The Virgin Islands excusable-homicide statute does not define "dangerous weapon," nor does any judicial precedent give further content to the term as it is used in that section. We find assistance, however, in the fact that the Virgin Islands' statutory definition of excusable homicide, as well as its definition of justifiable homicide, appear to be a restatement of the common law. See Richard Singer, The Resurgence of Mens Rea: II-Honest But Unreasonable Mistake of Fact in Self Defense, 28 B.C.L.Rev. 459, 472 (1987). Not surprisingly, therefore, the Virgin Islands' excusable-homicide statute is quite similar to excusable-homicide statutes in several states, some of whose courts have addressed the meaning of "dangerous weapon" in those statutes.
The states of California, Florida, and Mississippi, for example, have statutory definitions of excusable homicide identical or virtually identical to that of the Virgin Islands. See Cal.Penal Code § 195 (West 1988); Fla. Stat.Ann. § 782.03 (West 1992); Miss. Code Ann. § 97-3-17 (1972). The Florida Supreme Court construes "dangerous weapon" as it is used in Florida's statute to mean "any weapon that, taking into account the manner in which it is used, is likely to produce death or great bodily harm." State v. Smith, 573 So.2d 306, 310 (Fla. 1990). Similarly, the Mississippi Supreme Court has construed the term "dangerous weapon" in a predecessor to the current Mississippi statute to mean a weapon "used with such violence as would ordinarily result in the infliction of serious injury." Ayers v. State, 60 Miss. 709, 713 (1883) (ruling that a "billet of wood" was a dangerous weapon when used to strike the deceased in the head and therefore precluded an excusable-homicide jury instruction). See also People v. Dugger, 179 Cal.App.2d 714, 4 Cal.Rptr. 388, 393 (1960) (bar stool was "dangerous weapon" as used, and precluded excusable-homicide instruction). The Florida and Mississippi definitions also comport with the common law definition of a deadly weapon in the related context of the "deadly weapon doctrine." See Wayne R. LaFave Austin W. Scott, Jr., Handbook on Criminal Law (1972).
A deadly weapon is one which, from the manner used, is calculated or likely to produce death or serious bodily injury. Thus whether a weapon is deadly depends upon two factors: (1) what it intrinsically is and (2) how it is used. If almost anyone can kill with it, it is a deadly weapon when used in a manner calculated to kill. Thus the following items have been held to be deadly weapons in view of the circumstances of their use: . . . iron bars, baseball bats, bricks, rocks, ice picks, automobiles, and pistols used as bludgeons.
Id. at 537 (footnotes and quotation omitted).
We think it is reasonable and appropriate in construing the term "deadly weapon" in the Virgin Islands' excusable-homicide statute to adopt the Florida and Mississippi courts' construction of their states' excusable-homicide statutes.
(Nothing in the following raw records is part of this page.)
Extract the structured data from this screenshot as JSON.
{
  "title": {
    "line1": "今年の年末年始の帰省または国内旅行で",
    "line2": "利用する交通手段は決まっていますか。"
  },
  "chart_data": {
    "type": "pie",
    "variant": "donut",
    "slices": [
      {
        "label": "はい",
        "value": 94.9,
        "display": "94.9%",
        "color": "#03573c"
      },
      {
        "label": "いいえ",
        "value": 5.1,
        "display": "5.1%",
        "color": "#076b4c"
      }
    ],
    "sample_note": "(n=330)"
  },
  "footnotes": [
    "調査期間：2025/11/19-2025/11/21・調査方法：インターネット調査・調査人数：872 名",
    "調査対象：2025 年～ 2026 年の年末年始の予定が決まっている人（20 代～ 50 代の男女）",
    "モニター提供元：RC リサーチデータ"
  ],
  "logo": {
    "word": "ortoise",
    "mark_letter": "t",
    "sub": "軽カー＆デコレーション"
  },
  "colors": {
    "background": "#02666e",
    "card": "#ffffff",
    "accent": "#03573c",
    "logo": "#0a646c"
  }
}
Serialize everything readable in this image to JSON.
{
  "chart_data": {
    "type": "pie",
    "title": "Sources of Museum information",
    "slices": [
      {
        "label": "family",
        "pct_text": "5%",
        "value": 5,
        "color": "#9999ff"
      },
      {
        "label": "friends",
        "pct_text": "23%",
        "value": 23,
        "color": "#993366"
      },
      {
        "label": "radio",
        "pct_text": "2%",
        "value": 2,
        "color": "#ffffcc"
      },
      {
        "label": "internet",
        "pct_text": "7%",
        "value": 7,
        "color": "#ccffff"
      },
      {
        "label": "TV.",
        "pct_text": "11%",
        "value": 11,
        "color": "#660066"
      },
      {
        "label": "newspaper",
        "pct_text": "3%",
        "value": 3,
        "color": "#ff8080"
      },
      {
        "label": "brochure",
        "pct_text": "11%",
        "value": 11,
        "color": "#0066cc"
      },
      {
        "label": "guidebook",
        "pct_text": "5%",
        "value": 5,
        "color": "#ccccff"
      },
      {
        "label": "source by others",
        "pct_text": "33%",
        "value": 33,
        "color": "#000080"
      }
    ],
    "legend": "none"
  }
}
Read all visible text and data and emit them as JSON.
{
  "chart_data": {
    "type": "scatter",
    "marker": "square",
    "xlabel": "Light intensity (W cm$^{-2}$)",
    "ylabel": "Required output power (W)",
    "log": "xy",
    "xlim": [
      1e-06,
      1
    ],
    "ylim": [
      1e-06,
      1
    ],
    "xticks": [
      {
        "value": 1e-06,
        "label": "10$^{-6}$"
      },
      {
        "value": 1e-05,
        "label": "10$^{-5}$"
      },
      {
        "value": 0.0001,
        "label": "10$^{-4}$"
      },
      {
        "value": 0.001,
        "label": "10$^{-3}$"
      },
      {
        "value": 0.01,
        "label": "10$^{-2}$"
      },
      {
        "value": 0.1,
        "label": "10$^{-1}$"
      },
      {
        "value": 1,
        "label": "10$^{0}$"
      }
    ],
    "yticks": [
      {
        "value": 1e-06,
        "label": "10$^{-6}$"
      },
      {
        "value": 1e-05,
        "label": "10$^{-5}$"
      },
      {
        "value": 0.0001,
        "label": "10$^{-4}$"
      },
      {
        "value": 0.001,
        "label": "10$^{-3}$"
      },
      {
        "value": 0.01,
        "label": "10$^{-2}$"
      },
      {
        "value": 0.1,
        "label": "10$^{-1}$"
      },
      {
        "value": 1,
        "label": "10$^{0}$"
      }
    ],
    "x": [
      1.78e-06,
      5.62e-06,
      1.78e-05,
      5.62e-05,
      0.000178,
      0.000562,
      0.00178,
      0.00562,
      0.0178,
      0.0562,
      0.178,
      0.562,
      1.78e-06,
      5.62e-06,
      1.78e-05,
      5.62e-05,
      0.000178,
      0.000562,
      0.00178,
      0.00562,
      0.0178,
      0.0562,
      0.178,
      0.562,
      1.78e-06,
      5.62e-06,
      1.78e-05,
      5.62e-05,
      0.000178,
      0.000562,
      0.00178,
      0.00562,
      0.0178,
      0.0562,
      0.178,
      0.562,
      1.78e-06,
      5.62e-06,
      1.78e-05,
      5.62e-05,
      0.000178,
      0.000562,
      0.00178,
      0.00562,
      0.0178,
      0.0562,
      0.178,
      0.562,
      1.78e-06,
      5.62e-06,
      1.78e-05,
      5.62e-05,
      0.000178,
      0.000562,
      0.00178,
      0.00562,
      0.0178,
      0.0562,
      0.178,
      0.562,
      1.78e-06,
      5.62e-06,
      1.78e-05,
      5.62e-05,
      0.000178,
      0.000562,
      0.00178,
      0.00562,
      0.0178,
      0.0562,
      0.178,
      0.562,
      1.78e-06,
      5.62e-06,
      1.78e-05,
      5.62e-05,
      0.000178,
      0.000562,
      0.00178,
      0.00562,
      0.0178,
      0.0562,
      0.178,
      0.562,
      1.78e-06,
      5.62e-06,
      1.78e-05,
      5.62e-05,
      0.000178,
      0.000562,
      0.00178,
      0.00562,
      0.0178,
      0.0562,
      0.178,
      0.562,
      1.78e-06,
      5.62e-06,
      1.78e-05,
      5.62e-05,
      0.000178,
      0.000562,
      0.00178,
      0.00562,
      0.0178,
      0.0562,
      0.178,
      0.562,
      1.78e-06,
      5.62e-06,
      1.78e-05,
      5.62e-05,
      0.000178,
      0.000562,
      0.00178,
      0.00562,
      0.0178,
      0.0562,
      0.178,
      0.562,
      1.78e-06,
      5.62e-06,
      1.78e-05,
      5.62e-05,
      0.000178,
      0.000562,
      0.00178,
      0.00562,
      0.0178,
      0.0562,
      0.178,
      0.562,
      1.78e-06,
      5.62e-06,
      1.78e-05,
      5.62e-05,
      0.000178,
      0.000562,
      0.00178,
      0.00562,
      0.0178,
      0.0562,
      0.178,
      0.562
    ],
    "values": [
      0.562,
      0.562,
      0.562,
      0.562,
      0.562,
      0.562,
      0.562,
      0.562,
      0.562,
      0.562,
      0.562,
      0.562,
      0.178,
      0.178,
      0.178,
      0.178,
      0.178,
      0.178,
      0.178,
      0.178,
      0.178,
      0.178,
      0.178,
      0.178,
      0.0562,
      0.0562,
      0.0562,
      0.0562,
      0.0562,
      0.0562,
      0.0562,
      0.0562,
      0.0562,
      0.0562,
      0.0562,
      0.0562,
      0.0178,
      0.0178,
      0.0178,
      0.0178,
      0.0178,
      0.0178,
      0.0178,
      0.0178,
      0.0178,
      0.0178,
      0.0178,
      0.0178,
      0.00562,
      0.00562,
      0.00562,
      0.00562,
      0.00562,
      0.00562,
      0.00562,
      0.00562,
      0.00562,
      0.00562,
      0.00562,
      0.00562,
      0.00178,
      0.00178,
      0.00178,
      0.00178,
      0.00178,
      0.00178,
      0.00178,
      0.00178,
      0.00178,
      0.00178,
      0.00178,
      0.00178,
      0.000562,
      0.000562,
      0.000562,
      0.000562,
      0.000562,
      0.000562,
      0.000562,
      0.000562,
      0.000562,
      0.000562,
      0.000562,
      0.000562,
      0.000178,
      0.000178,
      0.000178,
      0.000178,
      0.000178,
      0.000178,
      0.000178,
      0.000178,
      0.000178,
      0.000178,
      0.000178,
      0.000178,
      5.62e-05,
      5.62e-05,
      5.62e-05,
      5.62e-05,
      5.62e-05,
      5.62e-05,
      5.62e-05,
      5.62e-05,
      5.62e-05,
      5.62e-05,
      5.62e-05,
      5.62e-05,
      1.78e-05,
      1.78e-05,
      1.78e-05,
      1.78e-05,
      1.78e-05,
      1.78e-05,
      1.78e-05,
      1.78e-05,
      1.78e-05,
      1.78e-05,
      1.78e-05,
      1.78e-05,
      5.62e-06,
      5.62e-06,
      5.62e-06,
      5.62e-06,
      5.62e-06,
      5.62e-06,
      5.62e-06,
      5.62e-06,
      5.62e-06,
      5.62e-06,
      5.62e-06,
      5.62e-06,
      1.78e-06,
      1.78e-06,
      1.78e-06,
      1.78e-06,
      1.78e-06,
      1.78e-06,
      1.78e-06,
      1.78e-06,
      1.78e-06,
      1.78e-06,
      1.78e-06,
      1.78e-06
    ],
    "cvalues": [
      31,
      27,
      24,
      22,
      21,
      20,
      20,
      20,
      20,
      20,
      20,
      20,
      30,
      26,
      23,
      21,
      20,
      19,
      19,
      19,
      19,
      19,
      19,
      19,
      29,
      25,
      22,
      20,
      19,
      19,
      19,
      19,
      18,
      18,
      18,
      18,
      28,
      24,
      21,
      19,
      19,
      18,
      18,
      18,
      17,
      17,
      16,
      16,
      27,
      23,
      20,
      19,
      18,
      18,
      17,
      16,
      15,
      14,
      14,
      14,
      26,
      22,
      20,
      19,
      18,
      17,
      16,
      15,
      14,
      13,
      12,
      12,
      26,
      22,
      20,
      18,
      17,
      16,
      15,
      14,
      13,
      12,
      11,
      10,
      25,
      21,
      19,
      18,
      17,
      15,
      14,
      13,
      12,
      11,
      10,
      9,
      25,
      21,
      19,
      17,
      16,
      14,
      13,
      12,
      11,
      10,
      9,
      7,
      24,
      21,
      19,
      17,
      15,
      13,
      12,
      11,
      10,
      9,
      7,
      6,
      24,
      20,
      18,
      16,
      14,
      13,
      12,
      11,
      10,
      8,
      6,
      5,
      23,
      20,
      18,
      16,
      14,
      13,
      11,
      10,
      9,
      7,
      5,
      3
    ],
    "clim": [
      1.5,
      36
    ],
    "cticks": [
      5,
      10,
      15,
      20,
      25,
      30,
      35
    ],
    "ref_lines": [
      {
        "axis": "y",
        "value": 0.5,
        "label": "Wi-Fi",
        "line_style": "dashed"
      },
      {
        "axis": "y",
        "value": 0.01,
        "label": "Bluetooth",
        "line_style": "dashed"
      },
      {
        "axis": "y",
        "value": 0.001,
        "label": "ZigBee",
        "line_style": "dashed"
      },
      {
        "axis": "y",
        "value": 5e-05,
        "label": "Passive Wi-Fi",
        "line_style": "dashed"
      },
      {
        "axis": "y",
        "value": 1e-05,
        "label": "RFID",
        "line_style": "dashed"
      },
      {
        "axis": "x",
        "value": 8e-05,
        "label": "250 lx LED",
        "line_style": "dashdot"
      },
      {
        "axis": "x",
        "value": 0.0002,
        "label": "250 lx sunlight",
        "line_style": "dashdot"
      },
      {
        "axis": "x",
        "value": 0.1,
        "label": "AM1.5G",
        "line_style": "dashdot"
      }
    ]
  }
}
Adopting their definitions, we do not think it is difficult to determine whether Robinson's use of the two-by-four constituted use of a "deadly weapon." When Robinson picked up the two-by-four and swung it at Stedley, it became a weapon which was likely to cause death or serious bodily injury. Therefore, we hold that the district court did not err in refusing to instruct the jury regarding the defense of excusable homicide.
III.
We will reverse the judgment of the district court and remand the case for a new trial.